Peter Cropper (19 November 1945 – 29 May 2015) was a British violinist, leader of the Lindsay String Quartet, and founding artistic director of Music in the Round, a charitable organisation he founded in the 1980s to promote chamber music concerts.

==Biography==
Cropper was born in Southport, Lancashire, on 19 November 1945. His father Alfred Cropper was a chartered accountant and his mother was Edith Kathleen (Kate), née Hale. He gained a scholarship to Uppingham School in 1959 based on his musical ability. In 1963 he studied at the Royal Academy of Music.
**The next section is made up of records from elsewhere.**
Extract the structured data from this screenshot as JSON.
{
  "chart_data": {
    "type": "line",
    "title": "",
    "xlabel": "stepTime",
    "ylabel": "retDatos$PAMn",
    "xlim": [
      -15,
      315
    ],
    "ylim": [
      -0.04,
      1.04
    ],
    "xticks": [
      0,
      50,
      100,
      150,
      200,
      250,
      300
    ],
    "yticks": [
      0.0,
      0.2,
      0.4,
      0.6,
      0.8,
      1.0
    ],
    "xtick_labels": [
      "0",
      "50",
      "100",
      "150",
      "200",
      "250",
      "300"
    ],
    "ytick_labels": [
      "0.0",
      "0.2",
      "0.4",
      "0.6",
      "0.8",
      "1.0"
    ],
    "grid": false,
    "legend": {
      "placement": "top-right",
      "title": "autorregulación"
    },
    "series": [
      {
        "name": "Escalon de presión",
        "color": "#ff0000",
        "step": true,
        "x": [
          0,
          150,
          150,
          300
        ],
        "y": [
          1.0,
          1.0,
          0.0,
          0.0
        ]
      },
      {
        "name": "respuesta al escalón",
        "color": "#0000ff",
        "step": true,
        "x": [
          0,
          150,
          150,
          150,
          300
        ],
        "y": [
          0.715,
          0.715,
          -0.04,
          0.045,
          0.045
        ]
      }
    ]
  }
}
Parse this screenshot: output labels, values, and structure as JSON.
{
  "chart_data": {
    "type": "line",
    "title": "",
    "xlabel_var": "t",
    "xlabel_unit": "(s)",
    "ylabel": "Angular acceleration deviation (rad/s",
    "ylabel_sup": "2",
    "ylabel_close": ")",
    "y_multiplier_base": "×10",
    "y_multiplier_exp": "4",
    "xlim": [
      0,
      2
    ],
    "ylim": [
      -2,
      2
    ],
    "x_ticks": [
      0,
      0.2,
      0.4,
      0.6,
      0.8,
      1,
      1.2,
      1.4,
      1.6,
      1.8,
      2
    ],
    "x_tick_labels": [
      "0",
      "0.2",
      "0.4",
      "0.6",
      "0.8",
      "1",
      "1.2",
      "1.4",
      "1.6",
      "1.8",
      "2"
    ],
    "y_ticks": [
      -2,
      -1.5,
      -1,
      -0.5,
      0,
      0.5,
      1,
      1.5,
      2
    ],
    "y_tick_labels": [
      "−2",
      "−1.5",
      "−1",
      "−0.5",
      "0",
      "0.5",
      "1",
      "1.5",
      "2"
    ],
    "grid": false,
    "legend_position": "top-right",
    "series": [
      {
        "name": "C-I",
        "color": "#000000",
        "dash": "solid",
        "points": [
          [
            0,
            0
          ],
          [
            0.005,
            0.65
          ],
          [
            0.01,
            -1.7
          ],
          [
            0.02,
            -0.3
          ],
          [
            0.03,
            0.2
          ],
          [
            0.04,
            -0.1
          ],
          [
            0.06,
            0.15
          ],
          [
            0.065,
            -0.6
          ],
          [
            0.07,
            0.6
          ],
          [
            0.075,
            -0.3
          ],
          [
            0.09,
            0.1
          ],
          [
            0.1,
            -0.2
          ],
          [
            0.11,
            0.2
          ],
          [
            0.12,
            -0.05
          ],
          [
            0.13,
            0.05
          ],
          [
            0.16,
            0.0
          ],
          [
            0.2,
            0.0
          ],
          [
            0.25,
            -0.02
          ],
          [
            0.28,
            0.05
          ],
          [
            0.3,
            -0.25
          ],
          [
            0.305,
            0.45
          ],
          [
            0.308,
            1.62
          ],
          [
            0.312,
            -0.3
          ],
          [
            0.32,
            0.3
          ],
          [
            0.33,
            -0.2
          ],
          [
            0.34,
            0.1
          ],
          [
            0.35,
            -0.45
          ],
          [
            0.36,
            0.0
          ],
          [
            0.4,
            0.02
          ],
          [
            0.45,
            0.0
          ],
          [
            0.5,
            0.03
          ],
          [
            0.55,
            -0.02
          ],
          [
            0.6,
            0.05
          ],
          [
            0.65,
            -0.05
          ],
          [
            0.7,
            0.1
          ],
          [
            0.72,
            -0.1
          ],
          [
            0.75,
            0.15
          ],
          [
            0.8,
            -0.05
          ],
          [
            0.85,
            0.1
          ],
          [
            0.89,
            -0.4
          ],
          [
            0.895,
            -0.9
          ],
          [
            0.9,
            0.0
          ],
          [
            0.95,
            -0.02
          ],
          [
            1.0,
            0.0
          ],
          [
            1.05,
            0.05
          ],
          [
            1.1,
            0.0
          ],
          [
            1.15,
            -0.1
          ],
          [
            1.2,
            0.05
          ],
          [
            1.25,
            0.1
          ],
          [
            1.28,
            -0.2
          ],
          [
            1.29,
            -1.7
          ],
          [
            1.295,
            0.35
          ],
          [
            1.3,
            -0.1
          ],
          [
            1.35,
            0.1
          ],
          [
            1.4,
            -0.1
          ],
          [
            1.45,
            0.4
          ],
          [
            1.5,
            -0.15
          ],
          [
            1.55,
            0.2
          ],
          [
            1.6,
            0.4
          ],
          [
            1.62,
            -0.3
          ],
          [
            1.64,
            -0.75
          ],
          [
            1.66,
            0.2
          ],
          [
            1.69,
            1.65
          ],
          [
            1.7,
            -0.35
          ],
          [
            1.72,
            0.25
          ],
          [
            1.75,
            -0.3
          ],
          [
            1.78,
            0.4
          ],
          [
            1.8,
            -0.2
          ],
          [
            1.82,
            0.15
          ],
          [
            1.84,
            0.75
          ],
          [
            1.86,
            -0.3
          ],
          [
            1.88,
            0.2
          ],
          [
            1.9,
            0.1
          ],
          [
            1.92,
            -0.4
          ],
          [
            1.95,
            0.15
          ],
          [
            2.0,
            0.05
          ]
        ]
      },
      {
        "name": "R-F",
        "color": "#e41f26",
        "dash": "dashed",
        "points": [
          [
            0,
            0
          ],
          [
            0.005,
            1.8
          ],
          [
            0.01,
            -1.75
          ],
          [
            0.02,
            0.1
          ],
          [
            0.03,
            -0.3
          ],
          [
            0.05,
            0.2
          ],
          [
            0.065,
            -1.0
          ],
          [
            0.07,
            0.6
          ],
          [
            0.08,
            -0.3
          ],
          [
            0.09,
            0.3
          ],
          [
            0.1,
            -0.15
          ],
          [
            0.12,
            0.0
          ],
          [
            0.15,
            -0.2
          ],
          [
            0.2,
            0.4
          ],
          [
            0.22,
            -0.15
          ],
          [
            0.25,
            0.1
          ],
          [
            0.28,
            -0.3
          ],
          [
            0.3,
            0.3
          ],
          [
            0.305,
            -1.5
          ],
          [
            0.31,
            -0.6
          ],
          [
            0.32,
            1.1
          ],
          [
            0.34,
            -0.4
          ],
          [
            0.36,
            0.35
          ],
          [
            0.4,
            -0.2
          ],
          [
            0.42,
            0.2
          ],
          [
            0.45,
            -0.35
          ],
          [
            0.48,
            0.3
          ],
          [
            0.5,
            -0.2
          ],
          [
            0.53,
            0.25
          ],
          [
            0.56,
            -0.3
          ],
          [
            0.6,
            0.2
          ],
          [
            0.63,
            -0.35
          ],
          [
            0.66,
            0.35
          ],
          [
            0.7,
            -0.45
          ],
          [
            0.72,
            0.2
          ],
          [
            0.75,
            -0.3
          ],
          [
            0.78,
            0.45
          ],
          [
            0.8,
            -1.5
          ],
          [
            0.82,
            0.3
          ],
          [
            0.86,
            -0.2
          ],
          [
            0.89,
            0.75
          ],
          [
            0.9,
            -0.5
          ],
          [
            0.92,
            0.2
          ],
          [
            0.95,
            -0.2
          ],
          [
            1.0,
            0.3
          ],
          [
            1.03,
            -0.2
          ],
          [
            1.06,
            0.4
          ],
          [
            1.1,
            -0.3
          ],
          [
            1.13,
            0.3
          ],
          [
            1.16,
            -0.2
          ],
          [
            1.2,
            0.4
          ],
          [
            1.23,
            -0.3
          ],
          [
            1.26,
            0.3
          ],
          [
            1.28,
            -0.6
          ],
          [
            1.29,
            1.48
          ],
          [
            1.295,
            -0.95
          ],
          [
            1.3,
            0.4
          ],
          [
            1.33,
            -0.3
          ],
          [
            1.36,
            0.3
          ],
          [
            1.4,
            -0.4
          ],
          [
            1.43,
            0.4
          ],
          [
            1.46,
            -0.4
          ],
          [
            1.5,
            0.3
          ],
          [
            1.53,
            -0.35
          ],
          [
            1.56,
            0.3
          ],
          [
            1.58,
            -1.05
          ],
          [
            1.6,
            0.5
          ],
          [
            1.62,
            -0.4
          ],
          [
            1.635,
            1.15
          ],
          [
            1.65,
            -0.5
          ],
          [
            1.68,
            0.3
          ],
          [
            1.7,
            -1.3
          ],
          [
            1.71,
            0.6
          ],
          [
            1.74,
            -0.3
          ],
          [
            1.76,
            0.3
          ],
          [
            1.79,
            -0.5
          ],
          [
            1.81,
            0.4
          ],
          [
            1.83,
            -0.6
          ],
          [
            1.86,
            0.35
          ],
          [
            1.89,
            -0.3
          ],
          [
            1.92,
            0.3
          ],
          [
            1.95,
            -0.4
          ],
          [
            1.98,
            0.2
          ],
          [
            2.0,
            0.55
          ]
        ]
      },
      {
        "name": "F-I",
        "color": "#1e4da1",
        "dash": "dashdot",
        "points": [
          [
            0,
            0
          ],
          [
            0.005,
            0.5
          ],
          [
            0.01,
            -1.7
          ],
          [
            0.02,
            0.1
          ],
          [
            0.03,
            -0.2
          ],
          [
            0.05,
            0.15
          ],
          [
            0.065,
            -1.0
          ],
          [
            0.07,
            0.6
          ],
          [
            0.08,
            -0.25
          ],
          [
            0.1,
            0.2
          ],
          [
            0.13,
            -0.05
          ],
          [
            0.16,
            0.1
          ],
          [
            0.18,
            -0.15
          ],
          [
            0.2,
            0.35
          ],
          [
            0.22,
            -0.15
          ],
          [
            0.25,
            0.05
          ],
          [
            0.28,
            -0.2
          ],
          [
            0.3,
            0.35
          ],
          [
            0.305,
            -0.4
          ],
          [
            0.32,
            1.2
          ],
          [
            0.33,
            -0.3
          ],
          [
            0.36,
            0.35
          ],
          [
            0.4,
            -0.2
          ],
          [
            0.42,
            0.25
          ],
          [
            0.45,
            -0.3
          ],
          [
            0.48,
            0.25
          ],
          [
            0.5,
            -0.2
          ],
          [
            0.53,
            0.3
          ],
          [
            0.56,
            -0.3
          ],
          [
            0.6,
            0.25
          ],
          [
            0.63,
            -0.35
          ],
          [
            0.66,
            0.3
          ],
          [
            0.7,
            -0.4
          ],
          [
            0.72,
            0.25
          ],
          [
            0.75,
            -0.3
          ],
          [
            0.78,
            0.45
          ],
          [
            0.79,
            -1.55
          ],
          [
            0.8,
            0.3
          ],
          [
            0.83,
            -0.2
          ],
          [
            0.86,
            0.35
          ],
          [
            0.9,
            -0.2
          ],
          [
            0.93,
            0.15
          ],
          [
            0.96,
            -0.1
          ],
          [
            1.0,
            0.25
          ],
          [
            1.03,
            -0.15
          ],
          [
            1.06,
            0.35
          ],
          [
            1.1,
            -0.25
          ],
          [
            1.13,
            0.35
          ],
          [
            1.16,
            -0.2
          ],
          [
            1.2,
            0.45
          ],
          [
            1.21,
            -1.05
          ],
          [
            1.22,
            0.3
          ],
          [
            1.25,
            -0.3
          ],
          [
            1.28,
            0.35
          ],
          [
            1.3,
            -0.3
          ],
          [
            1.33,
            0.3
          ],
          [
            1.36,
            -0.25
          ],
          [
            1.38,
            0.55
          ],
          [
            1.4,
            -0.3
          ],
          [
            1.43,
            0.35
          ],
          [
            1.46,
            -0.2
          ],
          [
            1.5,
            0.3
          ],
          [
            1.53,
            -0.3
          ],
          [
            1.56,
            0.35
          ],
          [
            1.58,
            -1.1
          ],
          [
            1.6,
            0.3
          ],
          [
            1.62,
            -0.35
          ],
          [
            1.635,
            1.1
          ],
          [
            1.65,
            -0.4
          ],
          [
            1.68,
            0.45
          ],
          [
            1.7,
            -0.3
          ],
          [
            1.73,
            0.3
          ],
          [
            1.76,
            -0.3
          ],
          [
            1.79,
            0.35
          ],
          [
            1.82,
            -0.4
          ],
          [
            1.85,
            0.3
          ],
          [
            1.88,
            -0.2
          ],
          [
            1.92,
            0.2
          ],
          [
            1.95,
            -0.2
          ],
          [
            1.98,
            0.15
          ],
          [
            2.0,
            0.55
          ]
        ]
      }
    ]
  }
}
He was married at Thornham Parva, Suffolk, on 19 December 1972 to violinist Nina Esmé Martin. He died, as a result of a heart attack, on 29 May 2015 in Sheffield.

==Career==
While at the Royal Academy, Cropper formed the Cropper Quartet with Michael Adamson, Roger Bigley and Bernard Gregor-Smith. When they moved to Keele University, they renamed themselves the Lindsay String Quartet after Alexander Lindsay who was its first principal. In 1984, Cropper founded Music in the Round, which would promote chamber music around the UK. The Lindsays formed the core of Music in the Round's activity for over twenty years, until their retirement in 2005. By the time of their retirement, Music in the Round was the largest promoter of chamber music in the UK outside London.

A frequently told story about Cropper dates to 1981 when London's Royal Academy of Music lent him a 258 year old Stradivarius for a series of concerts. On the first night of the concert, Cropper tripped and broke the precious violin. Fortunately, a master craftsman was able to repair the violin which reportedly sounded even better after the repair.